¿Están los influencers cambiando el concepto de comida?

Antes de su aparición esperábamos semanas para comer en un sitio con buenas críticas, ahora hacemos colas para poder fotografiar tostadas con aguacate, cronuts o ramen.

Que instagram está cambiando el mundo es un hecho. Nuestra manera de relacionarnos, de compartir la información y hasta de vivir nuestras vidas se ha visto influenciada por la red social. Y por supuesto la gastronomía no iba a ser menos. No hay instagramer que se precie que no comparta sus desayunos, sus meriendas o algún tipo de alimento.
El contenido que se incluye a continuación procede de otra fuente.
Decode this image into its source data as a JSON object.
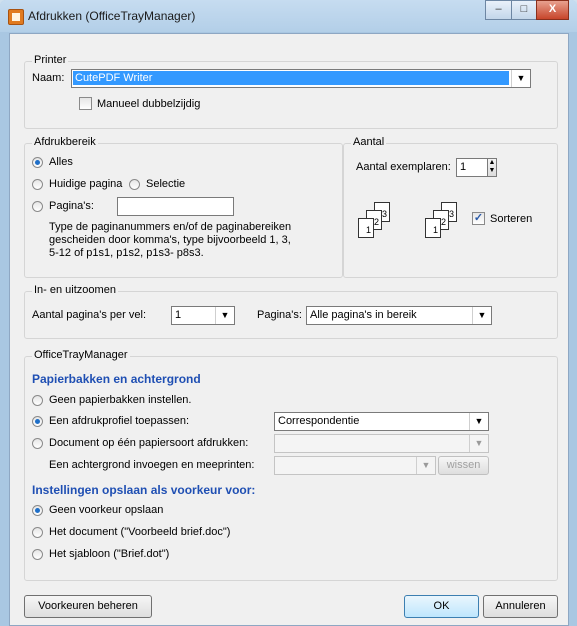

Eater ha publicado recientemente un artículo en el que expone de qué manera los influencers están cambiando qué comida se convierte en popular y por qué. “La gente espera horas en la fila para estas cosas, y no es porque piensen que va a ser la mejor cosa que nunca he probado. Las tendencias de los alimentos son a menudo demasiado ricos, demasiado azucarados y demasiado todo. La verdadera gratificación llega una vez que se publica la foto” afirma Bea Iturregui directora de asociaciones de Cycle (una agencia de marketing digital encargada de unir influencers con marcas) en el mismo.

Hay dos requisitos que la comida instagrameable debe tener: la primera que sea estéticamente atractiva y la segunda que sea algo aspiracional a lo que no todo el mundo tenga acceso, algo que en realidad esté diciendo “yo estuve ahí” o “he tenido acceso a ello”.
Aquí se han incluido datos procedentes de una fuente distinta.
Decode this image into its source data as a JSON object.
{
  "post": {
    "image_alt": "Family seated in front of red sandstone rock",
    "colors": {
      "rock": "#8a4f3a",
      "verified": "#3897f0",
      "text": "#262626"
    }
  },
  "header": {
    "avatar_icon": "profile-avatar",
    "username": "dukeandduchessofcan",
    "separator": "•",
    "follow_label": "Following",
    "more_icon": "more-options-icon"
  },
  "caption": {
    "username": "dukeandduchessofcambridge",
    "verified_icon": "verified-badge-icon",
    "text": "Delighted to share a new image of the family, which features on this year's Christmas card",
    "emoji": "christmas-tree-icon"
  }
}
Cabe destacar que los alimentos más visuales no suelen ser especialmente los más apetecibles ya que para conseguir los intensos colores y el brillo suelen contener demasiado azúcar. La verdadera satisfacción no está en el hecho de conseguir la comida, ni mucho menos en su consumo, la gratificación llega en el momento de subir la foto o mejor dicho, en la obtención de likes.
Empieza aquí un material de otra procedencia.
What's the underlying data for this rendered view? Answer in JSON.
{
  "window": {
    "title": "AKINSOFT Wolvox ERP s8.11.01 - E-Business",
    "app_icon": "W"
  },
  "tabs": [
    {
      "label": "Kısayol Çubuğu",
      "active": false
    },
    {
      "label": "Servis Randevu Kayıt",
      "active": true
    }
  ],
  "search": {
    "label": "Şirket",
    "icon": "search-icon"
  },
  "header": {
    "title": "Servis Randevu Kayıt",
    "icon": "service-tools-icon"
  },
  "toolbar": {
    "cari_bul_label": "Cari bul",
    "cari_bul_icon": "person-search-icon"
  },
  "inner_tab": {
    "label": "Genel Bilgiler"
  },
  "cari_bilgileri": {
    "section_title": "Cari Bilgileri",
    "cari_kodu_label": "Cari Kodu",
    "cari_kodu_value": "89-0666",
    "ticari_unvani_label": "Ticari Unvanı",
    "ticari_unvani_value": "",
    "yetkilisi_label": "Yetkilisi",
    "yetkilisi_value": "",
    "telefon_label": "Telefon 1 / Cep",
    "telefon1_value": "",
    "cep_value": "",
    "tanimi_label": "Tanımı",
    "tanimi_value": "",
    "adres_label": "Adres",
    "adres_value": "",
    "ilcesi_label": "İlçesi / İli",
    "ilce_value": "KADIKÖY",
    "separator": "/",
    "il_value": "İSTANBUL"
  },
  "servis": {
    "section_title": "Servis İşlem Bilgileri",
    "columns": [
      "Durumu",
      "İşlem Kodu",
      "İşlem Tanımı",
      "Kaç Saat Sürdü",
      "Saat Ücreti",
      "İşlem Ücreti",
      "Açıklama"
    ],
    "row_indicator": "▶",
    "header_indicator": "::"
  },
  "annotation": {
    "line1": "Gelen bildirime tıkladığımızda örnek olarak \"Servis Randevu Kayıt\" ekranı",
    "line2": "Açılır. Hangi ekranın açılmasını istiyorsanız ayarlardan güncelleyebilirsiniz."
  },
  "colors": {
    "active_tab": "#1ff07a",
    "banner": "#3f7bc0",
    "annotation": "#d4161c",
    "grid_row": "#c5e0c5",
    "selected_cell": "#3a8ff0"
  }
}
Otro aspecto de la reflexión de Eater hace referencia a que habitualmente las personas que comparten comida en instagram suelen tener un físico envidiable por lo que cuesta creer que ingieran aquello que fotografian. Una contradicción que muchos se empeñan en negar aludiendo que lo contrarrestan con ejercicio físico.”La forma más fácil de crear un contexto para la adquisición excesiva de alimentos es mostrarlo junto a un cuerpo que no ha sucumbido a la gordura. La indulgencia como deporte espectador sólo es comercializable si también demuestran que requiere arrepentimiento” explica Iturregui.

En el mundo 2.0 prima la imagen. No existen comidas deliciosas pero que no tengan demasiado buen aspecto, los alimentos lucen perfectos, no hay hamburguesa ni sushi que se desmorone ni manjar que manche. La revolución de los blogs y redes sociales han hecho que comamos con los ojos en lugar de con la boca.